A 48 heures de la célébration de la fête de Tabaski ou fête de mouton, la capitale se vide, du moins de certains de ses habitants, notamment, ceux qui préfèrent aller fêter en famille dans leur village respectif. Une habitude qui se répète très souvent. Quelles sont les raisons de ce phénomène  N’Djaména Actu.com a fait un tour dans quelques gares routières.
Dans la matinée de ce mercredi 29 juillet 2019, aux environs de 8 heures 30 minutes, la gare de voyage communément appelée « Taacha Moussoro » située dans la commune du 2ème arrondissement, est noire de monde. Chacun cherche à prendre la première occasion des voitures qui sortent à destination de sa localité.
Composés essentiellement des commerçants, des vendeurs ambulants et autres catégories socioprofessionnelles, ces voyageurs vont profiter de cette fête pour aller rendre visiter à leur famille et de prendre un temps de repos loin du bruit de la ville. D’autres, préfèrent envoyés leur enfant pendant cette fête au village pour faire la connaissance de leurs parents et s’imprégner de la vie de la campagne.


Entre temps, à la gare de « Taacha Moussoro » règne un bon climat de bon vivre, les commis de charge, vendeurs ambulants, dockers chacun, cherche à faire des bonnes affaires.
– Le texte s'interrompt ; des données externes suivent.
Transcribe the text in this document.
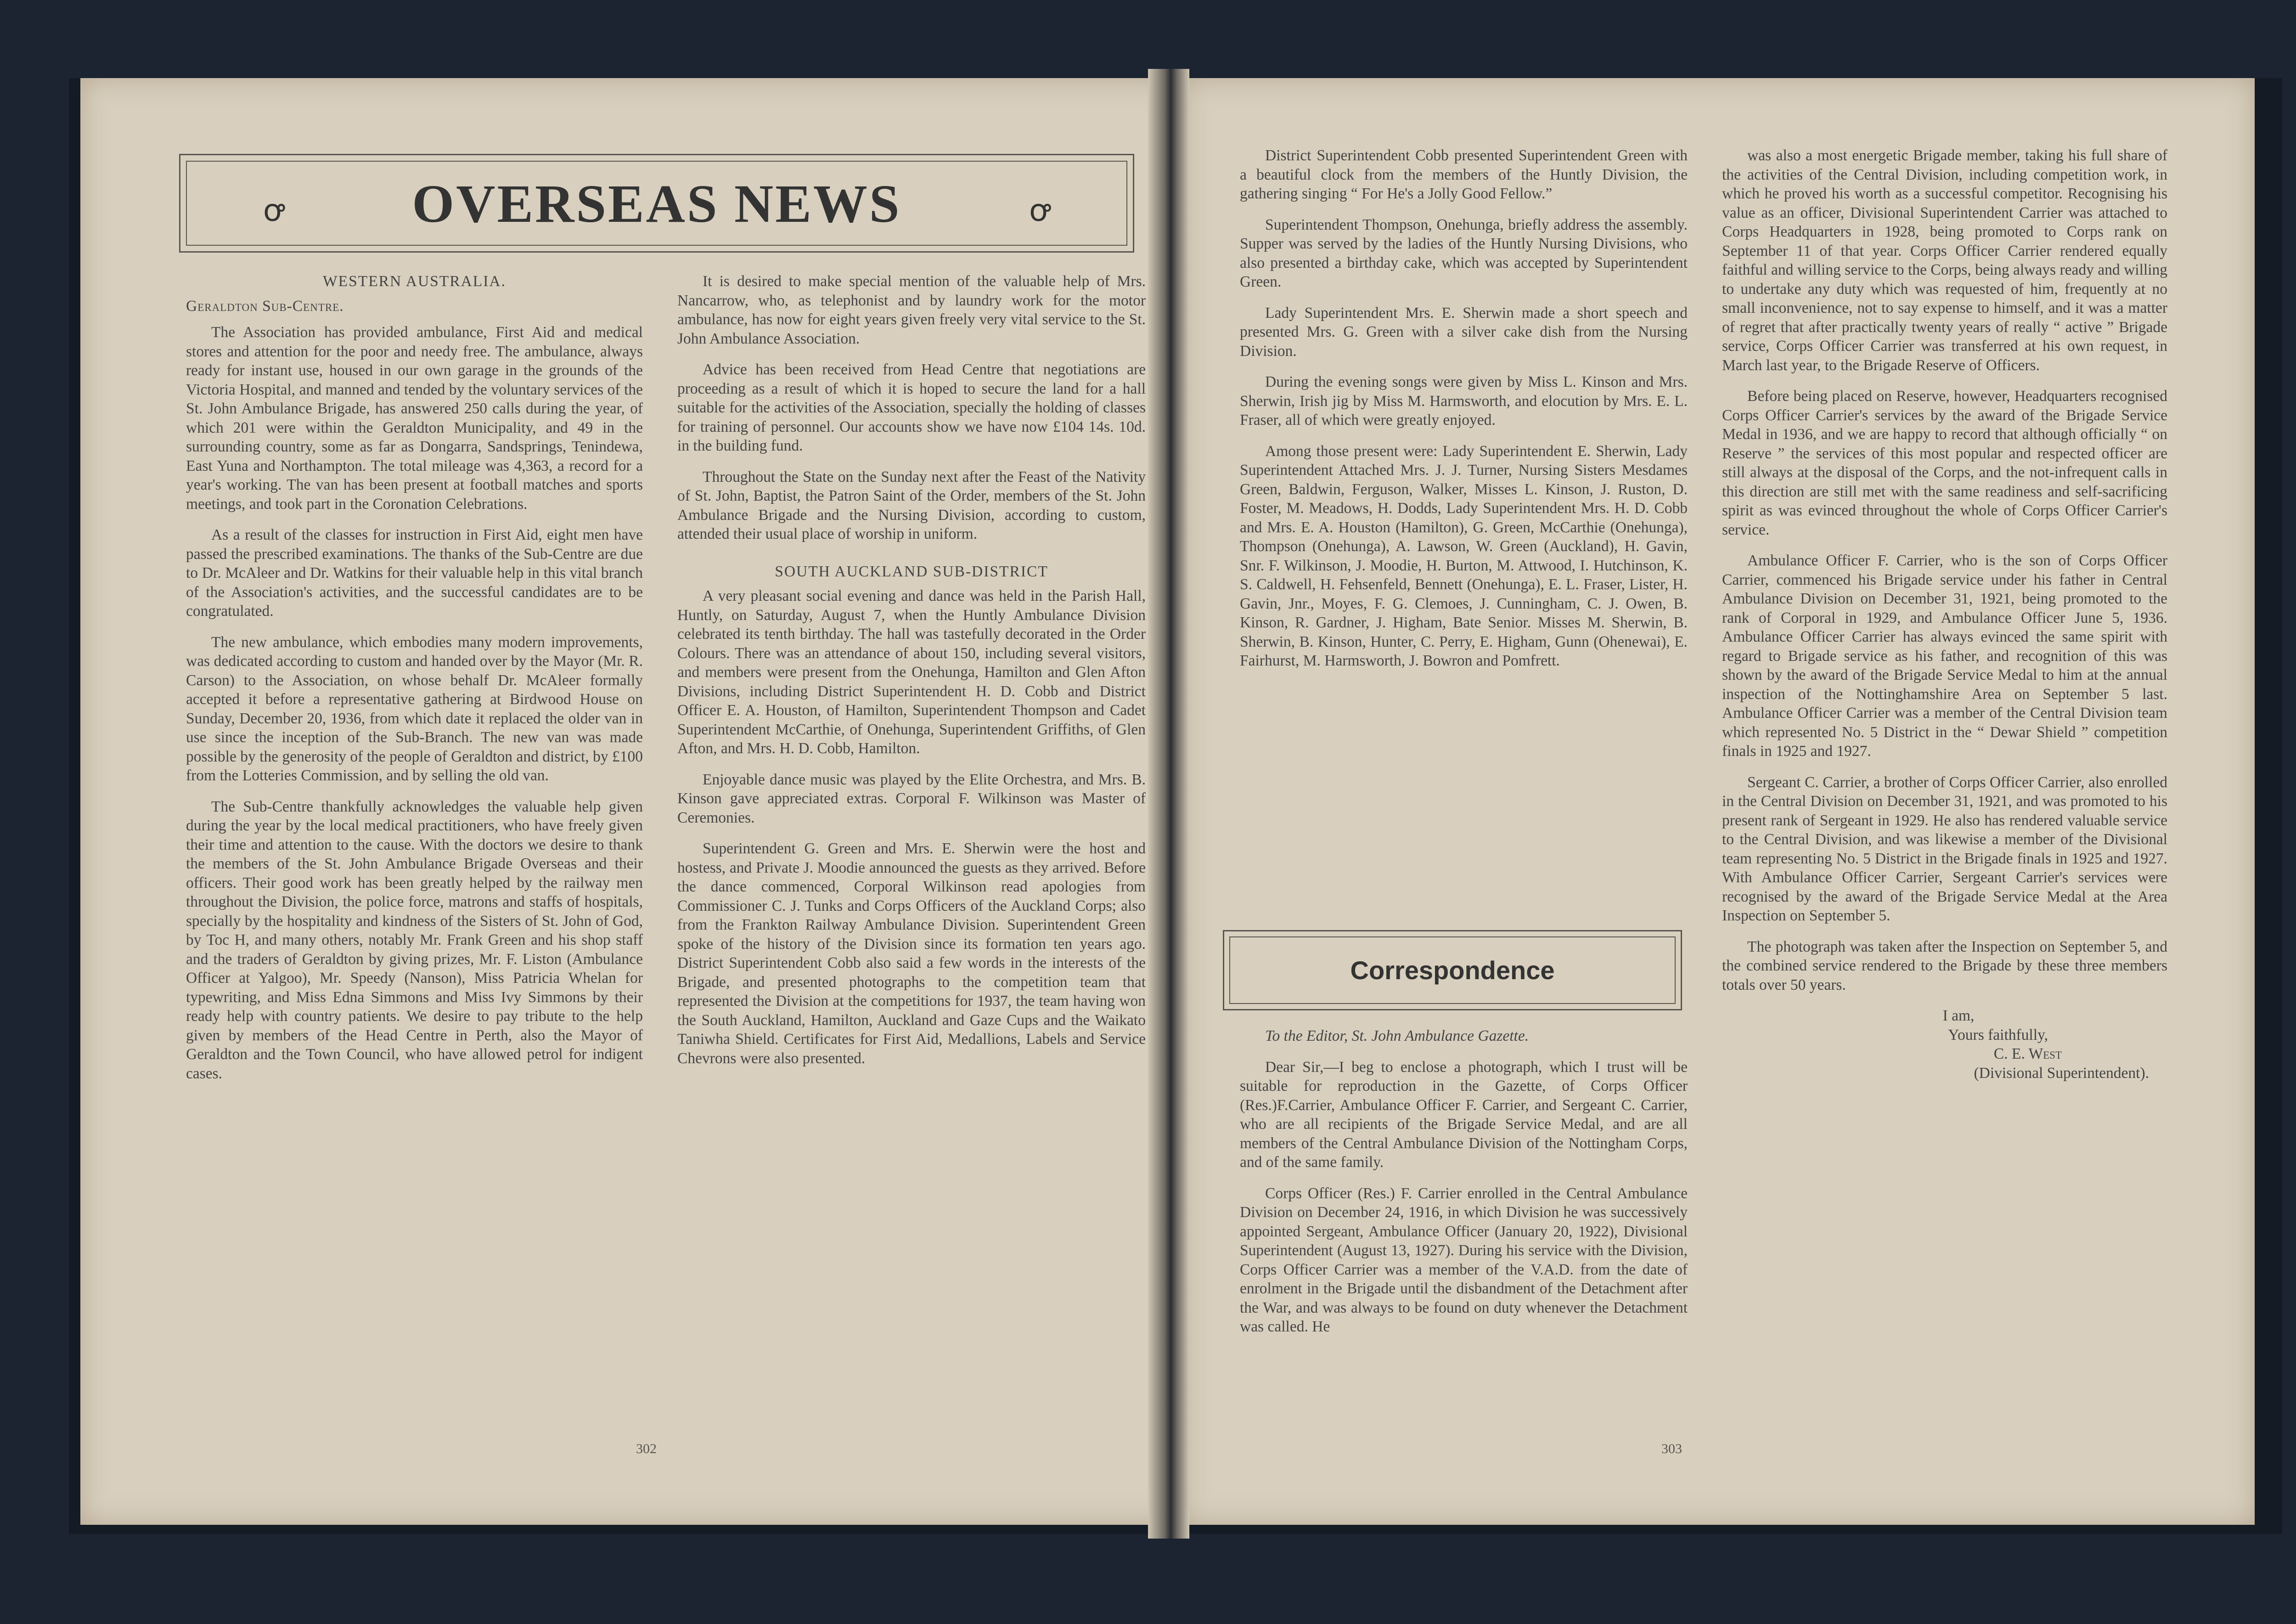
ꝍ	OVERSEAS NEWS	ꝍ

WESTERN AUSTRALIA.

Geraldton Sub-Centre.

The Association has provided ambulance, First Aid and medical stores and attention for the poor and needy free. The ambulance, always ready for instant use, housed in our own garage in the grounds of the Victoria Hospital, and manned and tended by the voluntary services of the St. John Ambulance Brigade, has answered 250 calls during the year, of which 201 were within the Geraldton Municipality, and 49 in the surrounding country, some as far as Dongarra, Sandsprings, Tenindewa, East Yuna and Northampton. The total mileage was 4,363, a record for a year's working. The van has been present at football matches and sports meetings, and took part in the Coronation Celebrations.

As a result of the classes for instruction in First Aid, eight men have passed the prescribed examinations. The thanks of the Sub-Centre are due to Dr. McAleer and Dr. Watkins for their valuable help in this vital branch of the Association's activities, and the successful candidates are to be congratulated.

The new ambulance, which embodies many modern improvements, was dedicated according to custom and handed over by the Mayor (Mr. R. Carson) to the Association, on whose behalf Dr. McAleer formally accepted it before a representative gathering at Birdwood House on Sunday, December 20, 1936, from which date it replaced the older van in use since the inception of the Sub-Branch. The new van was made possible by the generosity of the people of Geraldton and district, by £100 from the Lotteries Commission, and by selling the old van.

The Sub-Centre thankfully acknowledges the valuable help given during the year by the local medical practitioners, who have freely given their time and attention to the cause. With the doctors we desire to thank the members of the St. John Ambulance Brigade Overseas and their officers. Their good work has been greatly helped by the railway men throughout the Division, the police force, matrons and staffs of hospitals, specially by the hospitality and kindness of the Sisters of St. John of God, by Toc H, and many others, notably Mr. Frank Green and his shop staff and the traders of Geraldton by giving prizes, Mr. F. Liston (Ambulance Officer at Yalgoo), Mr. Speedy (Nanson), Miss Patricia Whelan for typewriting, and Miss Edna Simmons and Miss Ivy Simmons by their ready help with country patients. We desire to pay tribute to the help given by members of the Head Centre in Perth, also the Mayor of Geraldton and the Town Council, who have allowed petrol for indigent cases.

It is desired to make special mention of the valuable help of Mrs. Nancarrow, who, as telephonist and by laundry work for the motor ambulance, has now for eight years given freely very vital service to the St. John Ambulance Association.

Advice has been received from Head Centre that negotiations are proceeding as a result of which it is hoped to secure the land for a hall suitable for the activities of the Association, specially the holding of classes for training of personnel. Our accounts show we have now £104 14s. 10d. in the building fund.

Throughout the State on the Sunday next after the Feast of the Nativity of St. John, Baptist, the Patron Saint of the Order, members of the St. John Ambulance Brigade and the Nursing Division, according to custom, attended their usual place of worship in uniform.

SOUTH AUCKLAND SUB-DISTRICT

A very pleasant social evening and dance was held in the Parish Hall, Huntly, on Saturday, August 7, when the Huntly Ambulance Division celebrated its tenth birthday. The hall was tastefully decorated in the Order Colours. There was an attendance of about 150, including several visitors, and members were present from the Onehunga, Hamilton and Glen Afton Divisions, including District Superintendent H. D. Cobb and District Officer E. A. Houston, of Hamilton, Superintendent Thompson and Cadet Superintendent McCarthie, of Onehunga, Superintendent Griffiths, of Glen Afton, and Mrs. H. D. Cobb, Hamilton.

Enjoyable dance music was played by the Elite Orchestra, and Mrs. B. Kinson gave appreciated extras. Corporal F. Wilkinson was Master of Ceremonies.

Superintendent G. Green and Mrs. E. Sherwin were the host and hostess, and Private J. Moodie announced the guests as they arrived. Before the dance commenced, Corporal Wilkinson read apologies from Commissioner C. J. Tunks and Corps Officers of the Auckland Corps; also from the Frankton Railway Ambulance Division. Superintendent Green spoke of the history of the Division since its formation ten years ago. District Superintendent Cobb also said a few words in the interests of the Brigade, and presented photographs to the competition team that represented the Division at the competitions for 1937, the team having won the South Auckland, Hamilton, Auckland and Gaze Cups and the Waikato Taniwha Shield. Certificates for First Aid, Medallions, Labels and Service Chevrons were also presented.

District Superintendent Cobb presented Superintendent Green with a beautiful clock from the members of the Huntly Division, the gathering singing “ For He's a Jolly Good Fellow.”

Superintendent Thompson, Onehunga, briefly address the assembly. Supper was served by the ladies of the Huntly Nursing Divisions, who also presented a birthday cake, which was accepted by Superintendent Green.

Lady Superintendent Mrs. E. Sherwin made a short speech and presented Mrs. G. Green with a silver cake dish from the Nursing Division.

During the evening songs were given by Miss L. Kinson and Mrs. Sherwin, Irish jig by Miss M. Harmsworth, and elocution by Mrs. E. L. Fraser, all of which were greatly enjoyed.

Among those present were: Lady Superintendent E. Sherwin, Lady Superintendent Attached Mrs. J. J. Turner, Nursing Sisters Mesdames Green, Baldwin, Ferguson, Walker, Misses L. Kinson, J. Ruston, D. Foster, M. Meadows, H. Dodds, Lady Superintendent Mrs. H. D. Cobb and Mrs. E. A. Houston (Hamilton), G. Green, McCarthie (Onehunga), Thompson (Onehunga), A. Lawson, W. Green (Auckland), H. Gavin, Snr. F. Wilkinson, J. Moodie, H. Burton, M. Attwood, I. Hutchinson, K. S. Caldwell, H. Fehsenfeld, Bennett (Onehunga), E. L. Fraser, Lister, H. Gavin, Jnr., Moyes, F. G. Clemoes, J. Cunningham, C. J. Owen, B. Kinson, R. Gardner, J. Higham, Bate Senior. Misses M. Sherwin, B. Sherwin, B. Kinson, Hunter, C. Perry, E. Higham, Gunn (Ohenewai), E. Fairhurst, M. Harmsworth, J. Bowron and Pomfrett.

Correspondence

To the Editor, St. John Ambulance Gazette.

Dear Sir,—I beg to enclose a photograph, which I trust will be suitable for reproduction in the Gazette, of Corps Officer (Res.)F.Carrier, Ambulance Officer F. Carrier, and Sergeant C. Carrier, who are all recipients of the Brigade Service Medal, and are all members of the Central Ambulance Division of the Nottingham Corps, and of the same family.

Corps Officer (Res.) F. Carrier enrolled in the Central Ambulance Division on December 24, 1916, in which Division he was successively appointed Sergeant, Ambulance Officer (January 20, 1922), Divisional Superintendent (August 13, 1927). During his service with the Division, Corps Officer Carrier was a member of the V.A.D. from the date of enrolment in the Brigade until the disbandment of the Detachment after the War, and was always to be found on duty whenever the Detachment was called. He

was also a most energetic Brigade member, taking his full share of the activities of the Central Division, including competition work, in which he proved his worth as a successful competitor. Recognising his value as an officer, Divisional Superintendent Carrier was attached to Corps Headquarters in 1928, being promoted to Corps rank on September 11 of that year. Corps Officer Carrier rendered equally faithful and willing service to the Corps, being always ready and willing to undertake any duty which was requested of him, frequently at no small inconvenience, not to say expense to himself, and it was a matter of regret that after practically twenty years of really “ active ” Brigade service, Corps Officer Carrier was transferred at his own request, in March last year, to the Brigade Reserve of Officers.

Before being placed on Reserve, however, Headquarters recognised Corps Officer Carrier's services by the award of the Brigade Service Medal in 1936, and we are happy to record that although officially “ on Reserve ” the services of this most popular and respected officer are still always at the disposal of the Corps, and the not-infrequent calls in this direction are still met with the same readiness and self-sacrificing spirit as was evinced throughout the whole of Corps Officer Carrier's service.

Ambulance Officer F. Carrier, who is the son of Corps Officer Carrier, commenced his Brigade service under his father in Central Ambulance Division on December 31, 1921, being promoted to the rank of Corporal in 1929, and Ambulance Officer June 5, 1936. Ambulance Officer Carrier has always evinced the same spirit with regard to Brigade service as his father, and recognition of this was shown by the award of the Brigade Service Medal to him at the annual inspection of the Nottinghamshire Area on September 5 last. Ambulance Officer Carrier was a member of the Central Division team which represented No. 5 District in the “ Dewar Shield ” competition finals in 1925 and 1927.

Sergeant C. Carrier, a brother of Corps Officer Carrier, also enrolled in the Central Division on December 31, 1921, and was promoted to his present rank of Sergeant in 1929. He also has rendered valuable service to the Central Division, and was likewise a member of the Divisional team representing No. 5 District in the Brigade finals in 1925 and 1927. With Ambulance Officer Carrier, Sergeant Carrier's services were recognised by the award of the Brigade Service Medal at the Area Inspection on September 5.

The photograph was taken after the Inspection on September 5, and the combined service rendered to the Brigade by these three members totals over 50 years.

I am,

Yours faithfully,

C. E. West

(Divisional Superintendent).

302	303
Beaucoup des usagers se plaignent du prix élevé de transport. Une fois les bagages chargés dans les camions, pour respecter les gestes barrières, les commis font embarquer huit personnes et la grande partie de passagers prendra un autre bus pour être acheminer jusquà Pont Bellilé localité située à 25 kilomètres à la sortie nord de la ville de NDjaména. Une fois sur place un camion peut transporter entre 20 et 25 voyageurs.


A « Taacha Moussoro » la grande destination de ces voyageurs est le grand nord du pays notamment les provinces du Kanem, Lac, et Barh El Ghazal. « Faute de moyens j’ai pas pu aller fêter le ramadan avec mes enfants compte tenu de la crise de la pandémie de la COVID-19. Les activités au niveau des marchés ont repris avec un grand retard. Alors cette fois-ci Dieu merci je vais passer quelques temps avec ma famille, et passé la saison de l’hivernage au village », se réjouit, Malloum Abakar, en train d’embarquer pour son village situé à 10 kilomètres de la ville de Ngouri dans la province du Lac.
« La fête se tient dans un moment difficile marqué par le Coronavirus qui a bloqué les activités. Cest pourquoi je préfère aller rendre visite à mes parents au village. Même le clando ne rapporte pas grand chose comme avant depuis un certain temps », se lamente un jeune diplômé en chômage.


L’ambiance est la même dans les autres gares de la capitale à Dembé et à NDjari pour la destination des passagers vers le sud et l’Est du pays. Ici, les premiers bus ont quitté vers l’aube et les autres sont sur le point de quitter la gare.